Wright’s Water Blue Glaze Recipe, Cone 1–6, Oxidation

Wright’s Water Blue Glaze Cone 1-6 Oxidation
Glaze Material
Lithium Carbonate 3%
Strontium Carbonate 9
Frit 3110 59
Edgar Plastic Kaolin 12
Flint 17
Total 100%
Bentonite 2%
Copper Carbonate 5%


  • Robert C.

    I love the color, but had terrible results with running and pooling at the bottom of the pot. Also I had significant pin holes all over the piece. I fired cone 6, oxidation. Any suggestion as to why the pin hole problem is occurring.

  • Hello, I am hoping someone out there can help me. I am living in Taiwan and making pots. For many years I used a cone 6 glaze from Laguna Clay called T-16 transparent. I can not get it here but am wondering if anyone knows the formula. I believe it came into being back in the 70’s. Thanks, Terry

  • Luba K.

    Hi David, I’m trying this recepie out & was wondering to what consistancy it is best at or the specific gravity?! Thanks , Luba

  • David W.

    My name is David Gary Wright and I created this glaze years ago. I was originally working at Cone 1-2 oxidation, but I decided to move up to Cone 4-5 oxidation instead, and the glaze worked better at that temperature. I started using the same glaze when I was doing Cone 6 salt firing. I had written an article for Ceramics Monthly in the late nineties, on converting an electric kiln into a Cone 6 salt-fired kiln. The glaze recipe and the bowl image came from that article. It was picked up and used by Ceramic Publications for a book and has been used since then in other websites. The glaze is high in sodium, and because of this, crazes a great deal. Like glazes with a broad range, the lower temperature results will be stiffer and less runny, while more fluid and runny as the glaze goes up in temperature. The other thing about the bowl in this photo is that it is also “Salt-fired” to Cone 5-6, which makes the glaze more turquoise, more pale, and smoother. If you have any questions about this glaze, you can write me at my website: http://www.davidgarywright.com.

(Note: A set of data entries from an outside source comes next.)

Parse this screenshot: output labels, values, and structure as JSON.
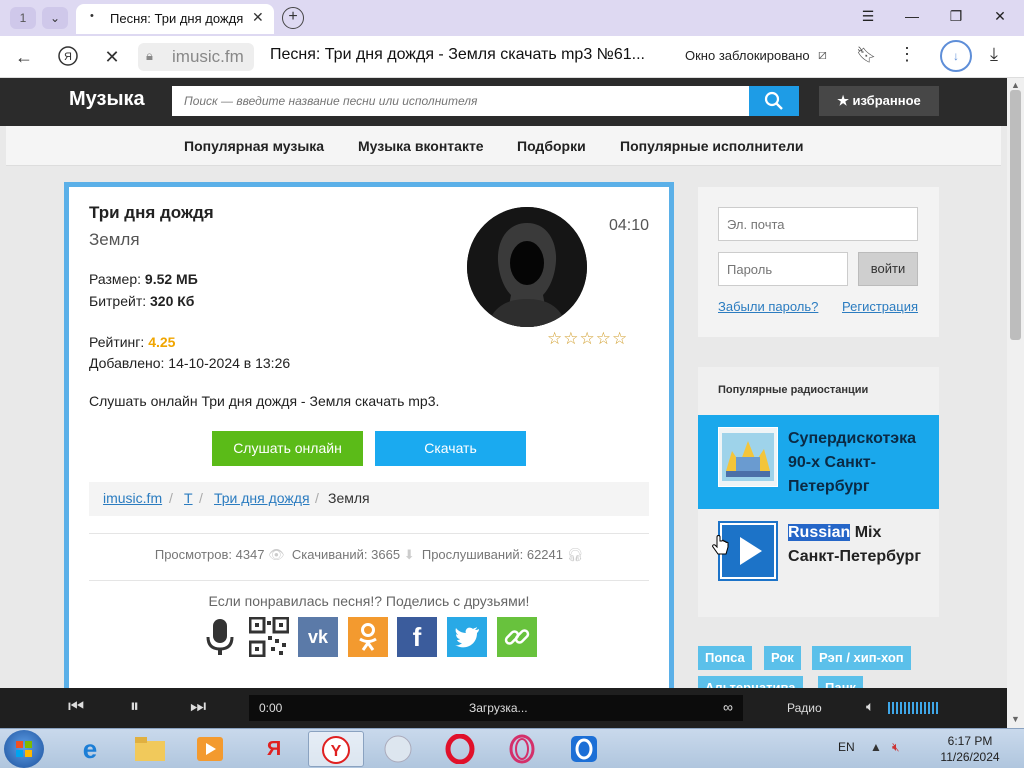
{
  "browser": {
    "tab_count": "1",
    "tab_title": "Песня: Три дня дождя",
    "url_domain": "imusic.fm",
    "page_title": "Песня: Три дня дождя - Земля скачать mp3 №61...",
    "popup_blocked": "Окно заблокировано"
  },
  "site": {
    "logo": "Музыка",
    "search_placeholder": "Поиск — введите название песни или исполнителя",
    "favorites_label": "избранное",
    "nav": [
      "Популярная музыка",
      "Музыка вконтакте",
      "Подборки",
      "Популярные исполнители"
    ]
  },
  "song": {
    "title": "Три дня дождя",
    "artist": "Земля",
    "duration": "04:10",
    "size_label": "Размер:",
    "size_value": "9.52 МБ",
    "bitrate_label": "Битрейт:",
    "bitrate_value": "320 Кб",
    "rating_label": "Рейтинг:",
    "rating_value": "4.25",
    "added": "Добавлено: 14-10-2024 в 13:26",
    "listen_text": "Слушать онлайн Три дня дождя - Земля скачать mp3.",
    "listen_button": "Слушать онлайн",
    "download_button": "Скачать",
    "breadcrumb": [
      "imusic.fm",
      "Т",
      "Три дня дождя",
      "Земля"
    ],
    "stats": {
      "views_label": "Просмотров: 4347",
      "downloads_label": "Скачиваний: 3665",
      "plays_label": "Прослушиваний: 62241"
    },
    "share_text": "Если понравилась песня!? Поделись с друзьями!"
  },
  "login": {
    "email_placeholder": "Эл. почта",
    "password_placeholder": "Пароль",
    "login_button": "войти",
    "forgot": "Забыли пароль?",
    "register": "Регистрация"
  },
  "radio": {
    "heading": "Популярные радиостанции",
    "stations": [
      {
        "name": "Супердискотэка 90-х Санкт-Петербург"
      },
      {
        "name_highlight": "Russian",
        "name_rest": " Mix Санкт-Петербург"
      }
    ]
  },
  "tags": [
    "Попса",
    "Рок",
    "Рэп / хип-хоп",
    "Альтернатива",
    "Панк"
  ],
  "player": {
    "time": "0:00",
    "status": "Загрузка...",
    "infinity": "∞",
    "radio": "Радио"
  },
  "taskbar": {
    "lang": "EN",
    "time": "6:17 PM",
    "date": "11/26/2024"
  },
  "colors": {
    "accent_blue": "#1aaaf0",
    "listen_green": "#5bbb18",
    "header_dark": "#2b2b2b",
    "rating_orange": "#f0a500"
  }
}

  • Just finished using this glaze and love the color and what it does over raised surfaces BUT it did have crazing. Still great for vases. Does anyone have suggestions on how to stop the crazing…?

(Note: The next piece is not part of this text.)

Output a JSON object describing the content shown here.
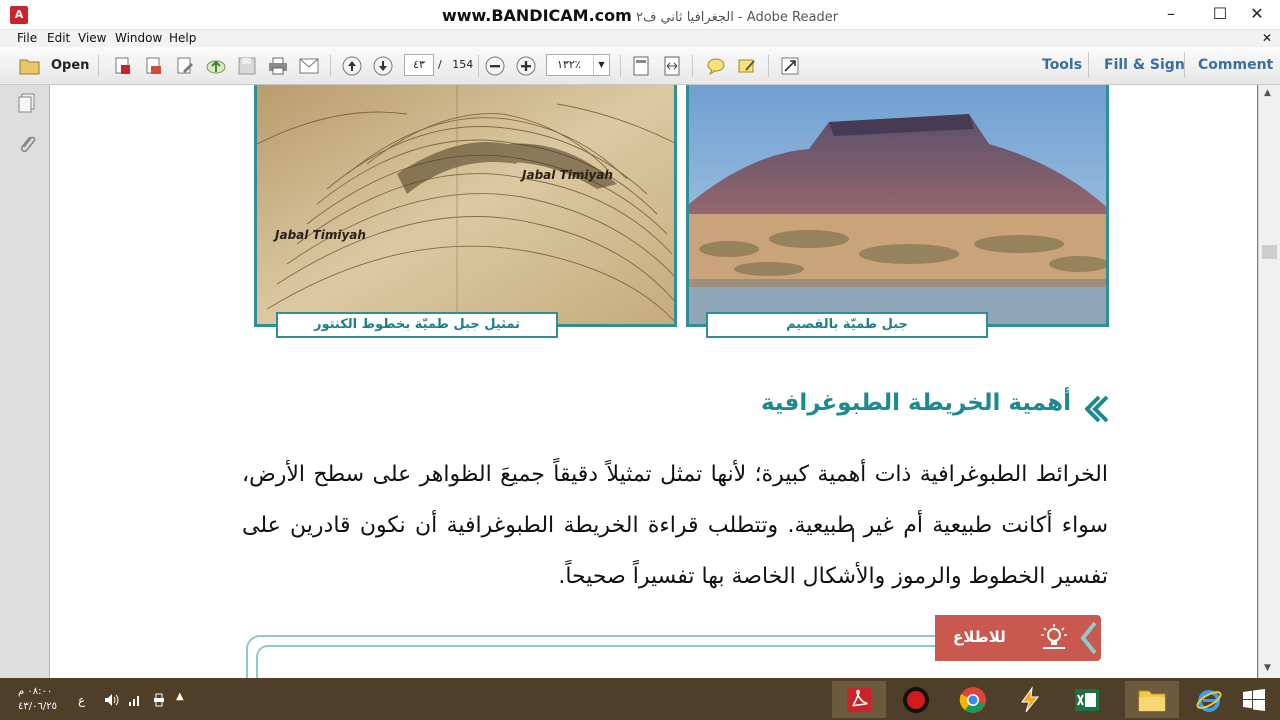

  • Jharnetty@ceramics.org H.


    Because of the many variables involved in glaze formulation, application and firing, we cannot guarantee food safety of any glaze recipes posted on Ceramic Arts Daily. So be sure to arm yourself with information! We encourage you to obtain a Material Safety Data Sheet (MSDS) from your suppliers or manufacturers for all raw materials that you plan to use in the studio. Read and understand this information and follow the specific safety guidelines for working with each material you use.

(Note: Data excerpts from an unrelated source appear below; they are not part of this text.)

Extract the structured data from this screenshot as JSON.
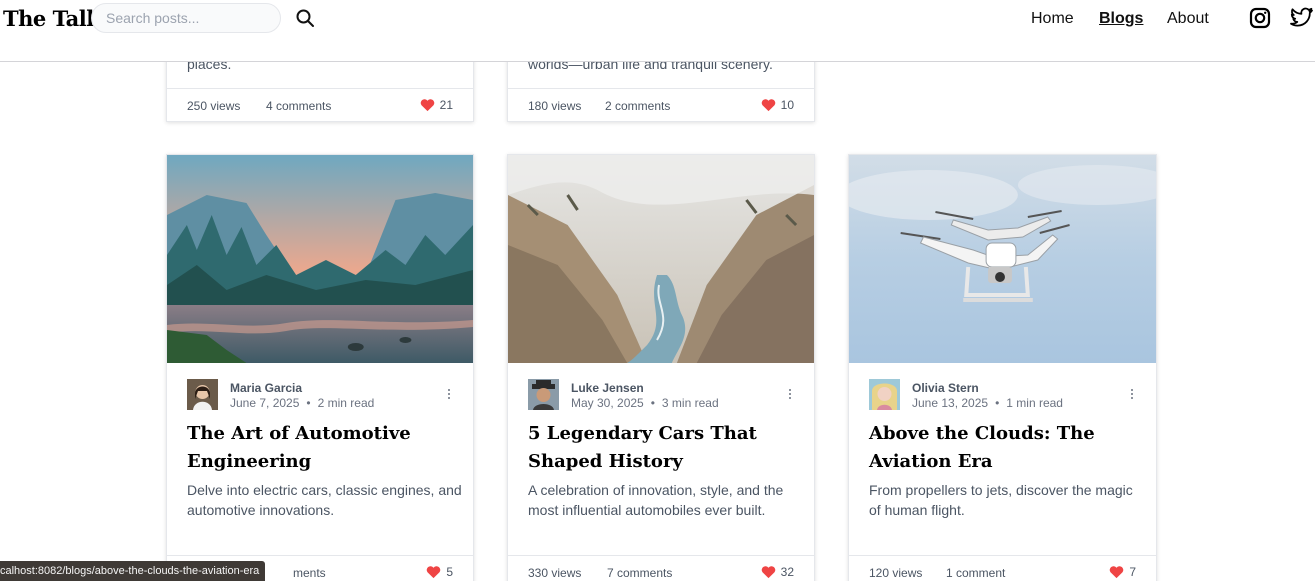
{
  "header": {
    "brand": "The Talk",
    "search_placeholder": "Search posts...",
    "nav": [
      {
        "label": "Home",
        "active": false
      },
      {
        "label": "Blogs",
        "active": true
      },
      {
        "label": "About",
        "active": false
      }
    ],
    "social_icons": [
      "instagram-icon",
      "twitter-icon"
    ]
  },
  "top_cards": [
    {
      "excerpt_tail": "places.",
      "views": "250 views",
      "comments": "4 comments",
      "likes": "21"
    },
    {
      "excerpt_tail": "worlds—urban life and tranquil scenery.",
      "views": "180 views",
      "comments": "2 comments",
      "likes": "10"
    }
  ],
  "cards": [
    {
      "image": "mountain-lake-landscape",
      "author": "Maria Garcia",
      "date": "June 7, 2025",
      "read_time": "2 min read",
      "title": "The Art of Automotive Engineering",
      "excerpt": "Delve into electric cars, classic engines, and automotive innovations.",
      "views": "",
      "comments": "ments",
      "likes": "5"
    },
    {
      "image": "river-canyon",
      "author": "Luke Jensen",
      "date": "May 30, 2025",
      "read_time": "3 min read",
      "title": "5 Legendary Cars That Shaped History",
      "excerpt": "A celebration of innovation, style, and the most influential automobiles ever built.",
      "views": "330 views",
      "comments": "7 comments",
      "likes": "32"
    },
    {
      "image": "drone-in-sky",
      "author": "Olivia Stern",
      "date": "June 13, 2025",
      "read_time": "1 min read",
      "title": "Above the Clouds: The Aviation Era",
      "excerpt": "From propellers to jets, discover the magic of human flight.",
      "views": "120 views",
      "comments": "1 comment",
      "likes": "7"
    }
  ],
  "status_bar": {
    "url": "calhost:8082/blogs/above-the-clouds-the-aviation-era"
  },
  "colors": {
    "heart": "#ef4444",
    "text_muted": "#6b7280",
    "border": "#e5e7eb"
  }
}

    The best way to be certain of food safety is to have your finished pieces leach tested by a lab. There are many labs that conduct these tests. Here is a list, with links to their websites. You will need to read and follow their specific requirements:

    -the editors

  • Patricia R.

    I made up this glaze and it was runny and it crazed. I am concerned that it will leach
    copper and strontium. These glazes should say if they are tested for food safety. The example looks like a food dish with 2 different thicknesses of the same glaze, or an underglaze and water blue on top.
    It did look great as an accent over a yellow satin matte glaze I use, if applied very thin. It might look nice if sprayed over my satin matte. Will try. I will only use this glaze, as is, on sculptural work for now. It flows very nicely. I guess that’s why they call it water blue. Does anyone know who submitted this glaze?

  • Richard F.

    I like the color of this glaze, but have had significant crazing on white stoneware. The photo does not seem to show crazing, but the resolution may not be high enough to show this. Just wondering if anyone else has this problem with this glaze.